In a supporting statement to his notice, Welsh speaker Cllr Murphy says “a perception has developed within elements of the media (social and mainstream) where anyone who owns more than one property is deemed by many to be a very wealthy individual, more than likely to be a non-resident of Pembrokeshire and assumed by many to not even be Welsh”.
He says that more Welsh is spoken in holiday places like Newport, Pembs and New Quay in Ceredigion during the summer “through Welsh speakers from the urban areas of Wales such as Cardiff holidaying in the communities of their birth than is spoken during the winter months”.
He says many of the Welsh second home-owners “have retained cultural links through not selling inherited properties” but “economic reality has taken their career elsewhere”.
“Many of these properties have been passed down the generations and are used as self-catering holiday cottages to mitigate the cost of upkeep as many people who own these properties through inheritance are not wealthy investment bankers from London, but public servants on modest salaries who rent these properties to be able to afford ownership and also build up retirement savings.
“However, the potential of having to pay 150 per cent or more second homes council tax is very concerning to many who may look to sell and there is no doubt houses currently owned by Welsh people, many who indeed speak Welsh would probably be sold to out-of-Wales purchasers if sold.”
It is recommended the motion not be adopted, but instead should be reviewed in 12 months’ time.
A report for Cabinet members states: “The notice of Motion as written cannot be supported as the council has no powers to determine that properties who fail to meet the 182 letting threshold should remain in non-domestic rates, whether at a reduced 140-day threshold or not.”
It adds: “The council could consider amending its discretionary discount policy to introduce a reduced letting threshold at which point properties who would be liable for the second homes council tax premium should not pay that premium, taking into account the legal advice received.
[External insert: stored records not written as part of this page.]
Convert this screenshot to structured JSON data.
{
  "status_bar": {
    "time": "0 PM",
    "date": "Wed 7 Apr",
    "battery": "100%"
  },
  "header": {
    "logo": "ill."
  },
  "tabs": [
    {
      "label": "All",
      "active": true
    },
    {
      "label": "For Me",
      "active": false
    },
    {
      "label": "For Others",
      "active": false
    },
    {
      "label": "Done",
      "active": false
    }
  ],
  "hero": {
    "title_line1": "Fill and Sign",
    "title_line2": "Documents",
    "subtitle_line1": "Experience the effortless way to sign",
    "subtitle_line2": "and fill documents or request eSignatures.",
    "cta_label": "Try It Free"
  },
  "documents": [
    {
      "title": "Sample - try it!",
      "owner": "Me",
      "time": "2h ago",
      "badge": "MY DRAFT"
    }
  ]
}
“Given that the full impact of the legislative change is not yet known and there is no available evidence to support any change to the council’s discretionary discount policy at this time, it is proposed that consideration and any decision is deferred for a 12-month period to allow the Valuation Office Agency (VOA) time to complete their review and determine the number of homeowners actually affected by the 182 day threshold.”